The Craft of Approaching Spiritual Exercises Well
1. Be at peace.
I need not be anxious about knowing enough of prayer, the Bible or church life to make a FSE retreat. I do not need to be churched. Nor do I need to be concerned about my past. None are necessary to meet God. My desire itself is more than enough [Spiritual Exercises 1, 2].
2. Value personal experience.
My own prayer will be more fruitful than anything I may read in a book or be taught by an expert. In making the FSE, I can be confident in my own graces and insights [Spiritual Exercises 2].
3. Seek inner relish.
Ignatius felt strongly that “the inner feeling and the relish of things” will fill and satisfy my soul much more than knowledge [Spiritual Exercises 2].
4. Practice reverence.
As my retreat advances, I will become aware of a growing intimacy in my relationship with each person in the Trinity. This will call for a deeper reverence in prayer [Spiritual Exercises 3].
5. Go with the dynamic of the four weeks.
The FSE take four weeks. Each week opens a new theme, progressively guiding me forward. I will be happily guided, step by step, in each new exercise and prayer method [Spiritual Exercises 4].

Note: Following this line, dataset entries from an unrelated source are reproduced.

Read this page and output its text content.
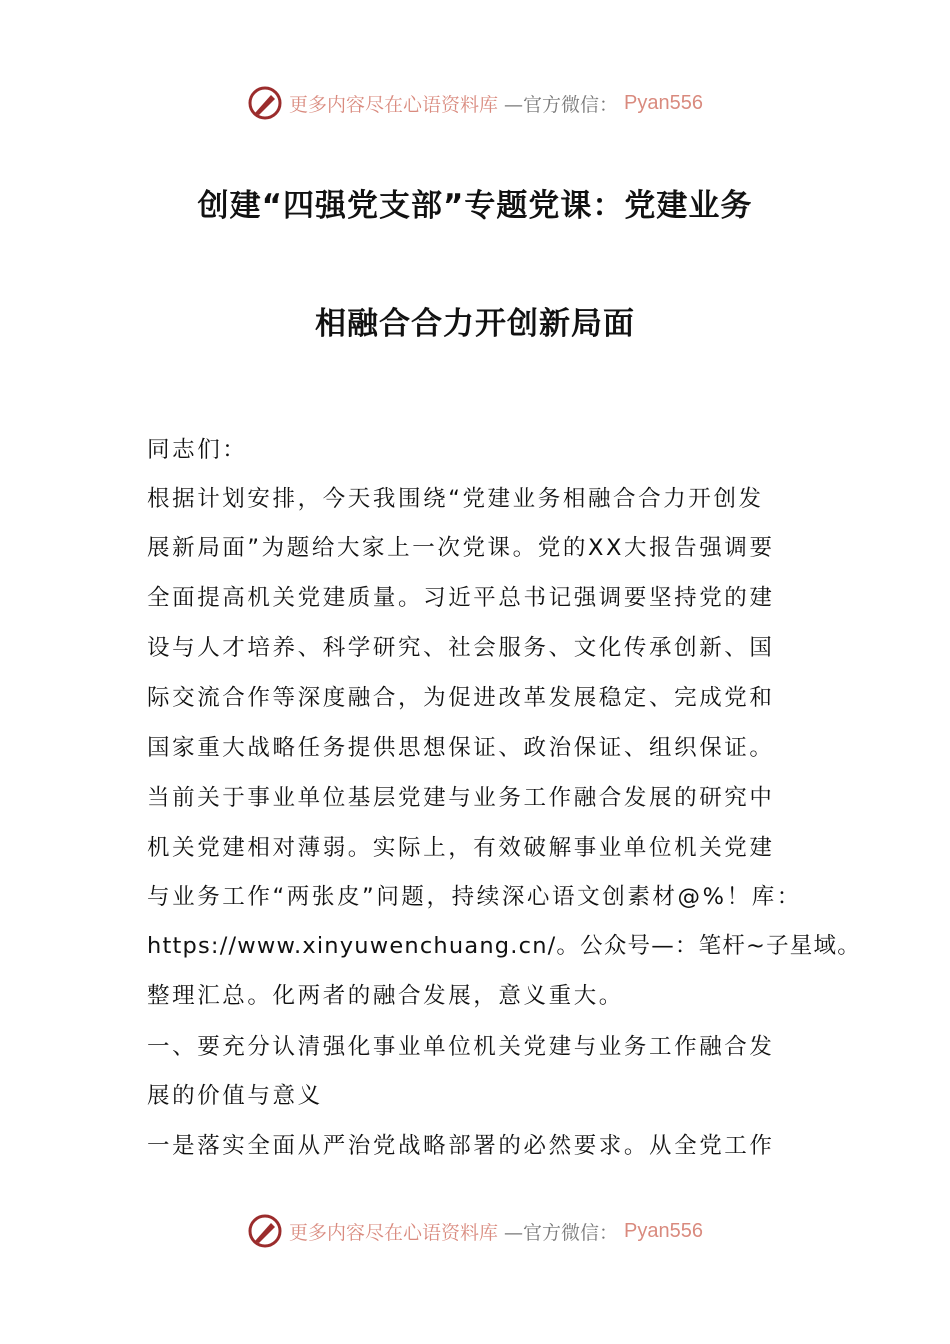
更多内容尽在心语资料库 —官方微信： Pyan556
创建“四强党支部”专题党课：党建业务
相融合合力开创新局面
同志们：
根据计划安排，今天我围绕“党建业务相融合合力开创发
展新局面”为题给大家上一次党课。党的XX大报告强调要
全面提高机关党建质量。习近平总书记强调要坚持党的建
设与人才培养、科学研究、社会服务、文化传承创新、国
际交流合作等深度融合，为促进改革发展稳定、完成党和
国家重大战略任务提供思想保证、政治保证、组织保证。
当前关于事业单位基层党建与业务工作融合发展的研究中
机关党建相对薄弱。实际上，有效破解事业单位机关党建
与业务工作“两张皮”问题，持续深心语文创素材@%！库：
https://www.xinyuwenchuang.cn/。公众号—：笔杆~子星域。
整理汇总。化两者的融合发展，意义重大。
一、要充分认清强化事业单位机关党建与业务工作融合发
展的价值与意义
一是落实全面从严治党战略部署的必然要求。从全党工作
更多内容尽在心语资料库 —官方微信： Pyan556
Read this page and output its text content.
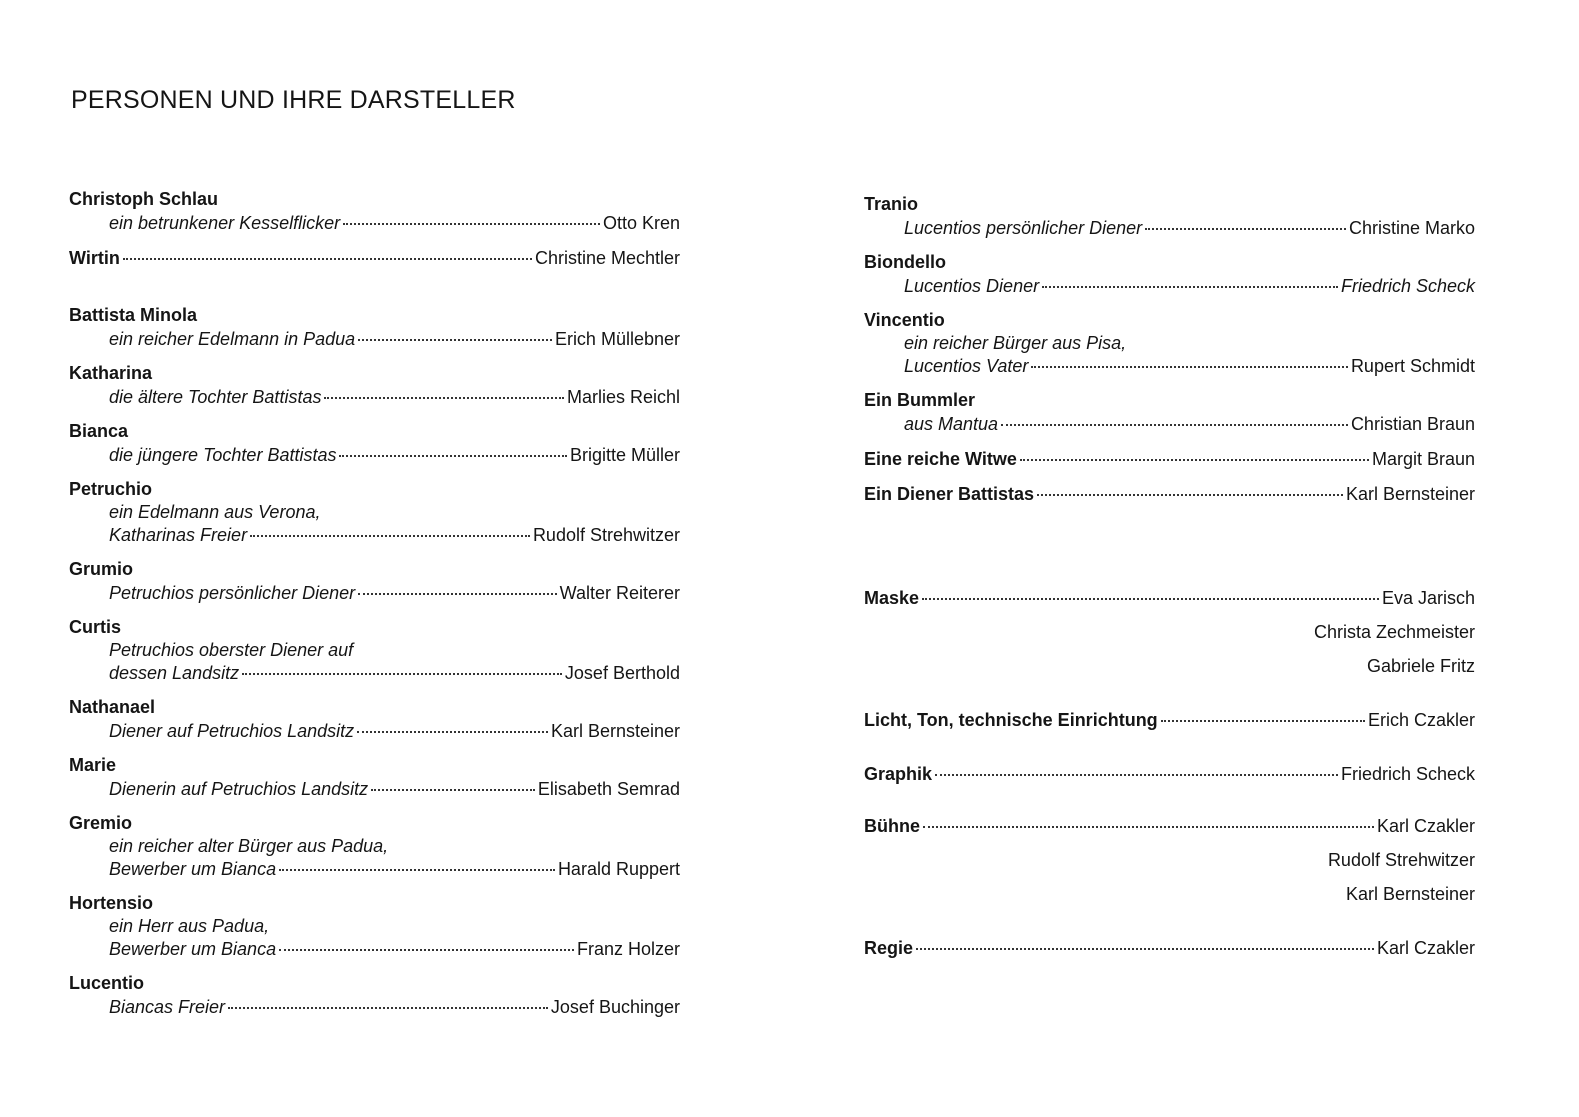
PERSONEN UND IHRE DARSTELLER
Christoph Schlau
ein betrunkener Kesselflicker	Otto Kren
Wirtin	Christine Mechtler
Battista Minola
ein reicher Edelmann in Padua	Erich Müllebner
Katharina
die ältere Tochter Battistas	Marlies Reichl
Bianca
die jüngere Tochter Battistas	Brigitte Müller
Petruchio
ein Edelmann aus Verona,
Katharinas Freier	Rudolf Strehwitzer
Grumio
Petruchios persönlicher Diener	Walter Reiterer
Curtis
Petruchios oberster Diener auf
dessen Landsitz	Josef Berthold
Nathanael
Diener auf Petruchios Landsitz	Karl Bernsteiner
Marie
Dienerin auf Petruchios Landsitz	Elisabeth Semrad
Gremio
ein reicher alter Bürger aus Padua,
Bewerber um Bianca	Harald Ruppert
Hortensio
ein Herr aus Padua,
Bewerber um Bianca	Franz Holzer
Lucentio
Biancas Freier	Josef Buchinger
Tranio
Lucentios persönlicher Diener	Christine Marko
Biondello
Lucentios Diener	Friedrich Scheck
Vincentio
ein reicher Bürger aus Pisa,
Lucentios Vater	Rupert Schmidt
Ein Bummler
aus Mantua	Christian Braun
Eine reiche Witwe	Margit Braun
Ein Diener Battistas	Karl Bernsteiner
Maske	Eva Jarisch
Christa Zechmeister
Gabriele Fritz
Licht, Ton, technische Einrichtung	Erich Czakler
Graphik	Friedrich Scheck
Bühne	Karl Czakler
Rudolf Strehwitzer
Karl Bernsteiner
Regie	Karl Czakler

6. Look for fruit in the right place.
I look for the fruit appropriate to the exercise I am making now. Everything else is a distraction [Spiritual Exercises 4].
7. Adjust the prayer time if needed.
I may adjust my exercises by making them a little longer or shorter, or by moving a day, if I need to. But I do not move them for ordinary convenience. Each retreat week has its own integrity [Spiritual Exercises 4].
8. Have a largeness of heart.
I begin every exercise with great generosity and a magnanimous spirit—as does my Creator [Spiritual Exercises 5].
9. Offer God everything.
I offer God all my desires and every freedom. I do so that he may avail himself of me and all that I possess. This offering is made in the preparation prayer of each exercise [Spiritual Exercises 5].